The role of time-lapse fluorescent microscopy in the characterization of toxic effects in cell populations cultivated in vitro.

Responses of cell populations in vitro to toxic substances are very dynamic and exceed hours or even days. Toxicologists realise that cell-based dynamic assays can acquire important additional information about toxic responses of individual cell within a treated population. In the past, this type of cellular dynamics could have been monitored only with the help of time-lapse microcinematography. In spite of several advantages, the time-lapse approach has been used relatively infrequently in the routine in vitro cytotoxicity assessment. The main reasons were demanding time and work schedules, problems with quantification of visual information, and lack of mechanistic data. Recently, the situation has changed dramatically. The progress in digital imaging technology coincides with enormous development in the field of fluorescence microscopy.

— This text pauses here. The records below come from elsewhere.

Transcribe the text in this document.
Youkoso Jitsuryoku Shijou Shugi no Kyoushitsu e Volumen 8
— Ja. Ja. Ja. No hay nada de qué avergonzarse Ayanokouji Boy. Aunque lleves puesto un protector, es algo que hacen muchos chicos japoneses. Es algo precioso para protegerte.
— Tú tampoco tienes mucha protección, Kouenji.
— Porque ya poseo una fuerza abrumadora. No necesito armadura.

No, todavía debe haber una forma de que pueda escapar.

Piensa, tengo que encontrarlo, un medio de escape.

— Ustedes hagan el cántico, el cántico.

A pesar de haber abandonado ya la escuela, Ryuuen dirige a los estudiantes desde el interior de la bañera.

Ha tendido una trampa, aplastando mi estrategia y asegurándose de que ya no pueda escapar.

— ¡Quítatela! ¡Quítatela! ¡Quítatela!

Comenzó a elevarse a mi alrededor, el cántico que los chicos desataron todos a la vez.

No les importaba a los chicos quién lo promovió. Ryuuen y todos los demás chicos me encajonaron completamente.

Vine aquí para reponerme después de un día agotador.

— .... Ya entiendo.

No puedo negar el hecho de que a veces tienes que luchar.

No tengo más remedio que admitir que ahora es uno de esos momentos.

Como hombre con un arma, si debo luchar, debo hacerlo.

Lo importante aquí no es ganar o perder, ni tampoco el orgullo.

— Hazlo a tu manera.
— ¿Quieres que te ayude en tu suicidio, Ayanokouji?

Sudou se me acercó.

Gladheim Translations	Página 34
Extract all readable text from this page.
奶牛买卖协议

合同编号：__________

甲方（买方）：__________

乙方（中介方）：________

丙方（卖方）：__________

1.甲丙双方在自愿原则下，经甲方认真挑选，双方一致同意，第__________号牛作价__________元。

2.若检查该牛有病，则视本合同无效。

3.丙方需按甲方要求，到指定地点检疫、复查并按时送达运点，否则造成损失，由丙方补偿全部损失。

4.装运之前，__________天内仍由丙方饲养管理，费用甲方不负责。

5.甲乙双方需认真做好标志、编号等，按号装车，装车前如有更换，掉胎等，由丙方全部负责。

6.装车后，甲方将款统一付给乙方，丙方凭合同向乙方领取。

With the help of specific fluorochromes or fluorescent proteins we can now analyse practically all sub-cellular and cellular events. Some producers developed large-scale high-throughput systems for live cell imaging. Nevertheless, there has been significant progress in small-scale approach as well. New versions of motorised microscopes are fulfilling principal demands for in vitro assessment of toxic effects: ease of performance, high-throughput of data, quantitative cell-based analysis, simultaneous assessment of several parameters, and control of the environment conditions for cultivation of cells. In this paper, we present our experience with two of these systems designed for long-lasting observation of living cells in phase contrast and fluorescence. Our aim is to draw attention to the suitability of small-scale cell-based assays for determination of cytotoxicity in vitro. We believe that these methods could be considered as a further step towards the replacement of animal testing.